To the Editor:
We read with great interest the article by Grika, et al, a retrospective analysis of the morbidity, mortality, and organ damage in patients with antiphospholipid syndrome (APS), with or without systemic lupus erythematosus (SLE)1. The authors conclude that “APS occurs among young individuals and it is a cause of increased morbidity, with one-fourth of the patients progressing to organ damage in a mean time of 10 years from disease onset”1. Given that the number of studies analyzing the organ damage in patients with APS is limited and that no damage index exists specifically validated for patients who are aPL-positive, the study is timely and important. Our group also has been interested in assessing and quantifying organ damage in patients with APS, and thus we would like to highlight some of the challenges in studying organ damage in patients who are aPL-positive.
The organ damage in the study by Grika, et al was evaluated using the Systemic Lupus International Collaborating Clinics (SLICC)/American College of Rheumatology (ACR) Damage Index (DI; the higher SLICC/ACR DI score was associated with increased mortality), which has been designed and validated for SLE to identify nonreversible organ damage, not related to active inflammation, lasting at least 6 months2. In our analysis of the utility of the SLICC/ACR DI in patients who are aPL-positive, we also showed that (1) the SLICC/ACR DI score increases with additional aPL and/or SLE-related damage; and (2) the SLICC/ACR DI identifies most, but not all, of the aPL-related organ damage3. The top 2 limitations of SLICC/ACR DI use in patients who are aPL-positive were (1) not being able to record aPL-related “damage” (livedo reticularis/racemosa, adrenal infarcts requiring chronic treatment, diffuse pulmonary hemorrhage resulting in chronic symptoms, permanent inferior vena cava filter placement, multiple sclerosis-like disease, and/or white matter changes); and (2) the definition of the 2 SLICC/ACR DI items (“venous thrombosis with swelling, ulceration, OR venous stasis for at least 6 months”; “skin ulceration [excluding thrombosis] for more than 6 months”). In our analysis, we created an experimental category for aPL-related damage, assigning the above damage items 1 point each; we also scored all venous events and skin ulcers as 1 point.

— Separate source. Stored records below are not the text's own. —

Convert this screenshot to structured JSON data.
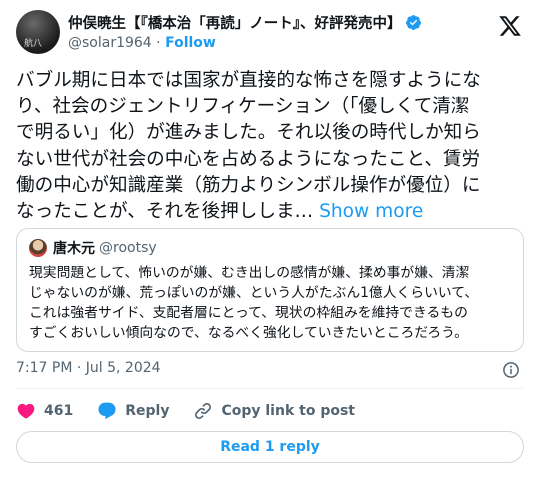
{
  "author": {
    "display_name": "仲俣暁生【『橋本治「再読」ノート』、好評発売中】",
    "handle": "@solar1964",
    "separator": "·",
    "follow_label": "Follow",
    "avatar_mark": "航八"
  },
  "tweet": {
    "lines": [
      "バブル期に日本では国家が直接的な怖さを隠すようにな",
      "り、社会のジェントリフィケーション（「優しくて清潔",
      "で明るい」化）が進みました。それ以後の時代しか知ら",
      "ない世代が社会の中心を占めるようになったこと、賃労",
      "働の中心が知識産業（筋力よりシンボル操作が優位）に",
      "なったことが、それを後押ししま…"
    ],
    "show_more_label": "Show more"
  },
  "quote": {
    "name": "唐木元",
    "handle": "@rootsy",
    "lines": [
      "現実問題として、怖いのが嫌、むき出しの感情が嫌、揉め事が嫌、清潔",
      "じゃないのが嫌、荒っぽいのが嫌、という人がたぶん1億人くらいいて、",
      "これは強者サイド、支配者層にとって、現状の枠組みを維持できるもの",
      "すごくおいしい傾向なので、なるべく強化していきたいところだろう。"
    ]
  },
  "meta": {
    "timestamp": "7:17 PM · Jul 5, 2024"
  },
  "actions": {
    "like_count": "461",
    "reply_label": "Reply",
    "copy_link_label": "Copy link to post"
  },
  "read_replies_label": "Read 1 reply",
  "colors": {
    "accent": "#1d9bf0",
    "like": "#f91880",
    "muted": "#536471",
    "border": "#cfd9de"
  }
}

In another retrospective study, we demonstrated that functional prognosis is poor in an important minority of patients with primary APS for > 10 years; one-third of patients with primary APS had organ damage and one-fifth were functionally impaired4. In that study, we defined organ damage as permanent loss of the normal function of an organ system because of a clinical manifestation of APS, and functionally impaired as any patient who was unable to perform everyday activities self-identified as important to maintain quality of life4.
A recent cross-sectional study by Amigo, et al also aimed at the development and validation of a new physician-reported chronic DI in APS patients (DIAPS)5, after an expert panel identified 47 items that reflected irreversible aPL-related damage. The study demonstrated content, criterion, and construct validity; and DIAPS had a good correlation with EuroQol6, a standardized non-disease-specific instrument for describing and valuing health-related quality of life by evaluating various factors (e.g., mobility, self-care, usual activities, pain/discomfort, and anxiety/depression).
Given the significant morbidity as well as social and financial implications associated with increased organ damage in patients with APS, it is clear that there is a need for a more accurate way to assess aPL-related organ damage in patients who are aPL-positive, with or without SLE. Meanwhile, physicians should be aware that while the SLICC/ACR DI can provide a crude estimate of APS-related organ damage, in persistently aPL-positive patients with SLE it should be interpreted cautiously because it can overestimate SLE-related damage and underestimate aPL-related damage.